When we created our Circle Section Head, the circle was already given to us and it was already placed in perfect alignment between the left reference plane and the right reference plane.
To create our Section Tail we need to do something similar, but since our Section Tail will not be quite as wide as the circle, we will need to move one of the reference planes in closer.
The Left Reference Plane is the only one that can be moved so that is what we will do.
Start by selecting the Filled Region button on the Create ribbon.
Next, select the Rectangle button on the Draw panel.
Now draw a rectangle starting at the intersection of the right reference plane and the horizontal reference plane and stretching up and to the left.
Before you click away, let’s look at these Locks.
These Locks are extremely powerful tools in Family creation.
Combined with reference planes, Locks give you the ability to lock your lines to your reference planes.
This may not sound that important right now but it will be paramount when we get to Equipment Family creation.
The Locks can easily be toggled on and off by just clicking the Lock.
Try this now, click both Locks to Lock them.
Now click both Locks to Unlock them.
If you clicked away and the Locks are no longer visible, don’t worry you can also use the Align command to get to the Locks which I will explain next.
First click the Green Check to exit Create mode.
So as you might be guessing, what we need to do next is align our left reference plane to the left side of our Section Tail. Once it is aligned, we also need to Lock it.
While it is possible to use the Move command to move the left reference plane to the left side of the Filled Region, using the Move command will not give us the ability to Lock it.
Instead what we need to use is the Align command.
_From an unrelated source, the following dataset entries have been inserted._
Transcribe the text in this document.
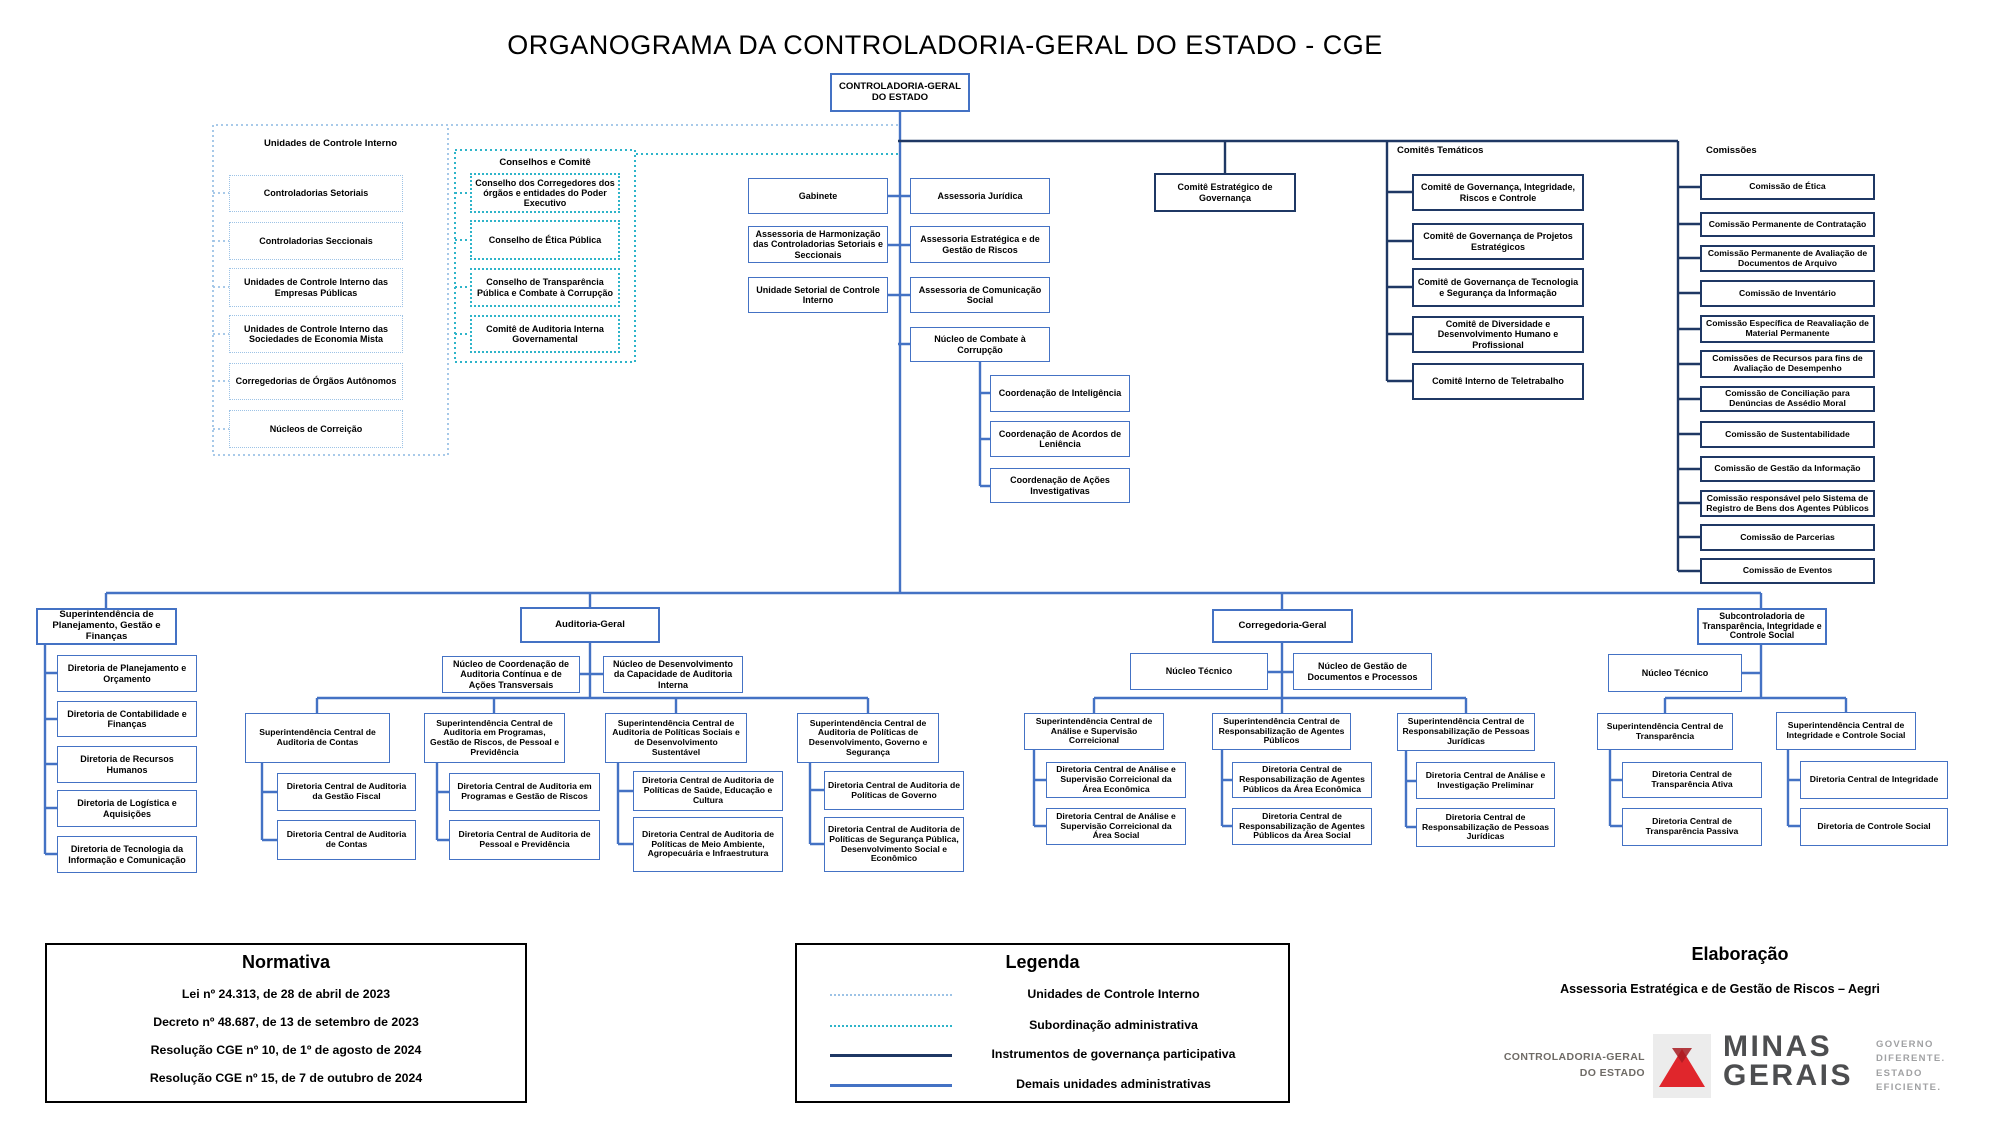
ORGANOGRAMA DA CONTROLADORIA-GERAL DO ESTADO - CGE
CONTROLADORIA-GERAL DO ESTADO
Unidades de Controle Interno
Controladorias Setoriais
Controladorias Seccionais
Unidades de Controle Interno das Empresas Públicas
Unidades de Controle Interno das Sociedades de Economia Mista
Corregedorias de Órgãos Autônomos
Núcleos de Correição
Conselhos e Comitê
Conselho dos Corregedores dos órgãos e entidades do Poder Executivo
Conselho de Ética Pública
Conselho de Transparência Pública e Combate à Corrupção
Comitê de Auditoria Interna Governamental
Gabinete
Assessoria de Harmonização das Controladorias Setoriais e Seccionais
Unidade Setorial de Controle Interno
Assessoria Jurídica
Assessoria Estratégica e de Gestão de Riscos
Assessoria de Comunicação Social
Núcleo de Combate à Corrupção
Coordenação de Inteligência
Coordenação de Acordos de Leniência
Coordenação de Ações Investigativas
Comitê Estratégico de Governança
Comitês Temáticos
Comitê de Governança, Integridade, Riscos e Controle
Comitê de Governança de Projetos Estratégicos
Comitê de Governança de Tecnologia e Segurança da Informação
Comitê de Diversidade e Desenvolvimento Humano e Profissional
Comitê Interno de Teletrabalho
Comissões
Comissão de Ética
Comissão Permanente de Contratação
Comissão Permanente de Avaliação de Documentos de Arquivo
Comissão de Inventário
Comissão Específica de Reavaliação de Material Permanente
Comissões de Recursos para fins de Avaliação de Desempenho
Comissão de Conciliação para Denúncias de Assédio Moral
Comissão de Sustentabilidade
Comissão de Gestão da Informação
Comissão responsável pelo Sistema de Registro de Bens dos Agentes Públicos
Comissão de Parcerias
Comissão de Eventos
Superintendência de Planejamento, Gestão e Finanças
Diretoria de Planejamento e Orçamento
Diretoria de Contabilidade e Finanças
Diretoria de Recursos Humanos
Diretoria de Logística e Aquisições
Diretoria de Tecnologia da Informação e Comunicação
Auditoria-Geral
Núcleo de Coordenação de Auditoria Contínua e de Ações Transversais
Núcleo de Desenvolvimento da Capacidade de Auditoria Interna
Superintendência Central de Auditoria de Contas
Superintendência Central de Auditoria em Programas, Gestão de Riscos, de Pessoal e Previdência
Superintendência Central de Auditoria de Políticas Sociais e de Desenvolvimento Sustentável
Superintendência Central de Auditoria de Políticas de Desenvolvimento, Governo e Segurança
Diretoria Central de Auditoria da Gestão Fiscal
Diretoria Central de Auditoria de Contas
Diretoria Central de Auditoria em Programas e Gestão de Riscos
Diretoria Central de Auditoria de Pessoal e Previdência
Diretoria Central de Auditoria de Políticas de Saúde, Educação e Cultura
Diretoria Central de Auditoria de Políticas de Meio Ambiente, Agropecuária e Infraestrutura
Diretoria Central de Auditoria de Políticas de Governo
Diretoria Central de Auditoria de Políticas de Segurança Pública, Desenvolvimento Social e Econômico
Corregedoria-Geral
Núcleo Técnico
Núcleo de Gestão de Documentos e Processos
Superintendência Central de Análise e Supervisão Correicional
Superintendência Central de Responsabilização de Agentes Públicos
Superintendência Central de Responsabilização de Pessoas Jurídicas
Diretoria Central de Análise e Supervisão Correicional da Área Econômica
Diretoria Central de Análise e Supervisão Correicional da Área Social
Diretoria Central de Responsabilização de Agentes Públicos da Área Econômica
Diretoria Central de Responsabilização de Agentes Públicos da Área Social
Diretoria Central de Análise e Investigação Preliminar
Diretoria Central de Responsabilização de Pessoas Jurídicas
Subcontroladoria de Transparência, Integridade e Controle Social
Núcleo Técnico
Superintendência Central de Transparência
Superintendência Central de Integridade e Controle Social
Diretoria Central de Transparência Ativa
Diretoria Central de Transparência Passiva
Diretoria Central de Integridade
Diretoria de Controle Social
Normativa
Lei nº 24.313, de 28 de abril de 2023
Decreto nº 48.687, de 13 de setembro de 2023
Resolução CGE nº 10, de 1º de agosto de 2024
Resolução CGE nº 15, de 7 de outubro de 2024
Legenda
Unidades de Controle Interno
Subordinação administrativa
Instrumentos de governança participativa
Demais unidades administrativas
Elaboração
Assessoria Estratégica e de Gestão de Riscos – Aegri
CONTROLADORIA-GERAL
DO ESTADO
MINAS
GERAIS
GOVERNO
DIFERENTE.
ESTADO
EFICIENTE.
The Align command is on the Modify ribbon under the Modify panel.
Align is similar to Move but works backwards, first you need to select an edge to be used as the end placement, then you select the element that you want to move.
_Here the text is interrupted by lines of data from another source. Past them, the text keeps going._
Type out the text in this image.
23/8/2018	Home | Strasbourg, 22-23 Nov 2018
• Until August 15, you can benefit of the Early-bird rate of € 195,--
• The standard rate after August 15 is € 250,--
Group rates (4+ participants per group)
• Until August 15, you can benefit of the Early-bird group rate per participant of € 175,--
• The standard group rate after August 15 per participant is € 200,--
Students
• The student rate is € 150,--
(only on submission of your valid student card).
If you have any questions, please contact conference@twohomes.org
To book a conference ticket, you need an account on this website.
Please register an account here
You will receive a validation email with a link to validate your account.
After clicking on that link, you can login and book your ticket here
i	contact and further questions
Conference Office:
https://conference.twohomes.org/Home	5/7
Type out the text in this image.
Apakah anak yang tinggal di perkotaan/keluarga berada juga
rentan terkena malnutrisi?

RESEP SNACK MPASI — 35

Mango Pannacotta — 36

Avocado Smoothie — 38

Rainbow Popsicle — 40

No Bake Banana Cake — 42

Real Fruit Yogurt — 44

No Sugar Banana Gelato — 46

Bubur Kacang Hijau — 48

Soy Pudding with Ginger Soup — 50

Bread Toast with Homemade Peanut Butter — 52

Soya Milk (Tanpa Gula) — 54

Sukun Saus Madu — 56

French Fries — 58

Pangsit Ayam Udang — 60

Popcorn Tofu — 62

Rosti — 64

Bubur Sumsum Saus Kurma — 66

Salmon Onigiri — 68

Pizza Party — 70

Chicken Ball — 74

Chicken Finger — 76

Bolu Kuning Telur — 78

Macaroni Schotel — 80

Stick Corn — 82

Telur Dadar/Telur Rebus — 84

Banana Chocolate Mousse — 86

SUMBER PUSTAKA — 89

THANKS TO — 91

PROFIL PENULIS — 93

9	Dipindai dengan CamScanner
When using Align always remember the first element you select doesn’t move, the second one you select does move.
Let's try it, first click Align, then click the left edge of the Filled Region, then click the left reference plane.
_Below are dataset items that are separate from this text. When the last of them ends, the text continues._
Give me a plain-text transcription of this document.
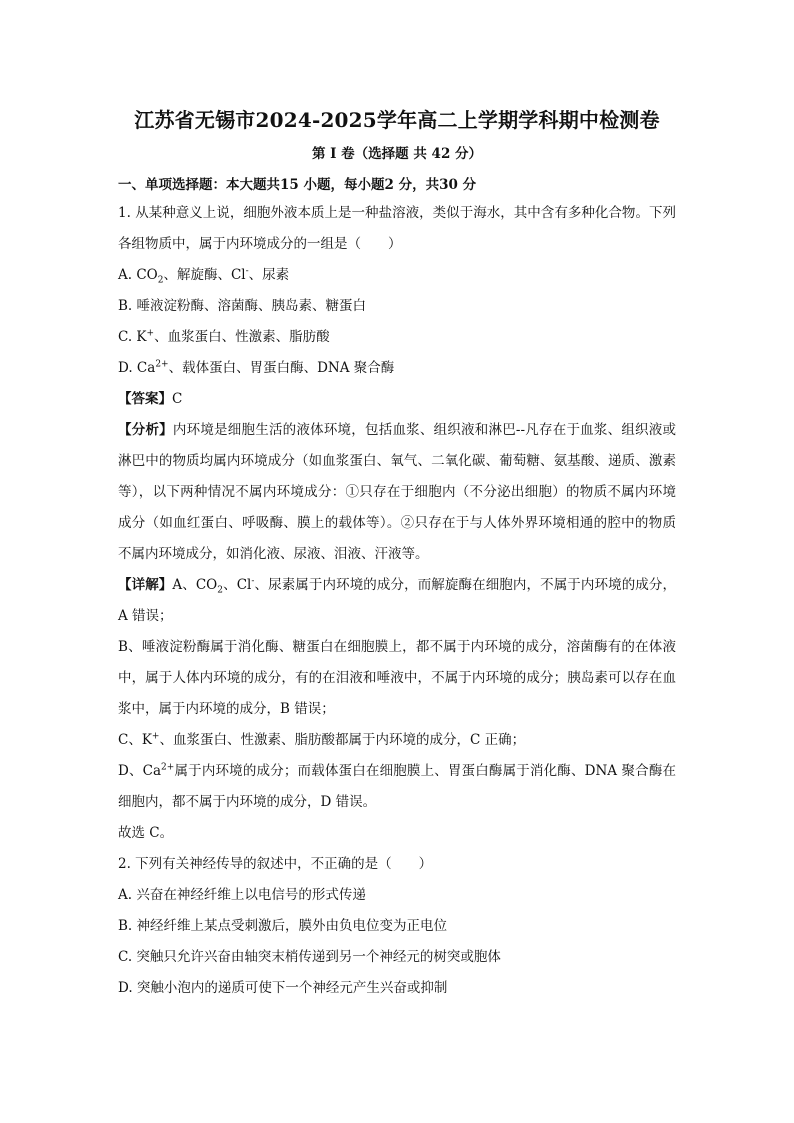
江苏省无锡市2024-2025学年高二上学期学科期中检测卷
第 I 卷（选择题 共 42 分）
一、单项选择题：本大题共15 小题，每小题2 分，共30 分

1. 从某种意义上说，细胞外液本质上是一种盐溶液，类似于海水，其中含有多种化合物。下列各组物质中，属于内环境成分的一组是（　　）

A. $CO_2$、解旋酶、Cl-、尿素
B. 唾液淀粉酶、溶菌酶、胰岛素、糖蛋白
C. K+、血浆蛋白、性激素、脂肪酸
D. $Ca^{2+}$、载体蛋白、胃蛋白酶、DNA 聚合酶
【答案】C

【分析】内环境是细胞生活的液体环境，包括血浆、组织液和淋巴--凡存在于血浆、组织液或淋巴中的物质均属内环境成分（如血浆蛋白、氧气、二氧化碳、葡萄糖、氨基酸、递质、激素等），以下两种情况不属内环境成分：①只存在于细胞内（不分泌出细胞）的物质不属内环境成分（如血红蛋白、呼吸酶、膜上的载体等）。②只存在于与人体外界环境相通的腔中的物质不属内环境成分，如消化液、尿液、泪液、汗液等。

【详解】A、$CO_2$、Cl-、尿素属于内环境的成分，而解旋酶在细胞内，不属于内环境的成分，A 错误；

B、唾液淀粉酶属于消化酶、糖蛋白在细胞膜上，都不属于内环境的成分，溶菌酶有的在体液中，属于人体内环境的成分，有的在泪液和唾液中，不属于内环境的成分；胰岛素可以存在血浆中，属于内环境的成分，B 错误；

C、K+、血浆蛋白、性激素、脂肪酸都属于内环境的成分，C 正确；

D、$Ca^{2+}$属于内环境的成分；而载体蛋白在细胞膜上、胃蛋白酶属于消化酶、DNA 聚合酶在细胞内，都不属于内环境的成分，D 错误。

故选 C。
2. 下列有关神经传导的叙述中，不正确的是（　　）
A. 兴奋在神经纤维上以电信号的形式传递
B. 神经纤维上某点受刺激后，膜外由负电位变为正电位
C. 突触只允许兴奋由轴突末梢传递到另一个神经元的树突或胞体
D. 突触小泡内的递质可使下一个神经元产生兴奋或抑制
The left edge of the Filled Region may be hard to see but it can be selected easily.
This will move the left reference plane to the left edge of the Filled Region.
Just as we wanted, using the Align command gives us a Lock to use.
Click the Lock now to Lock the left reference plane to the left edge of the Filled Region.
This is exactly how you would Lock the other edges of the Filled Region to the other reference planes. Align works the same even if the two edges you are selecting are already aligned.
It’s common to need to lock edges that are already aligned.
Just remember that TAB is your friend when you need to cycle through the edges to find the one on the bottom.
You can also see when an element is locked by selecting the element, then the locks will appear.
Our Section Tail is now complete!
Click the Load into Project and Close button and make sure to Save your Family.
Now let’s go update the Circle Section Tag to show our Section Tail.
Remember to first activate the Equipment Plan view, then select the Section Marker.
Then click Edit Type.
Then select the ... button next to our Circle Section Tag.
Now we are back in the Section Tag Type Properties where we can click the Section Tail drop-down menu to select our Rectangle Section Tail.
While we are here let's Rename our Section Tag to Circle Section Tag w/ Rectangle Tail.
Press OK to return to the Section Type Properties
One more Rename before we finish, here let's Rename the Section 1 to Circle Section Marker.
Our Section Marker is now complete!
Notice how the Section Tail forms the outside boundary of our Section View.
Congratulations on a job well done! Our model now has no more unfinished annotations and is really developing a professional look to it.
Thank you for attending the Kitchautomation Academy!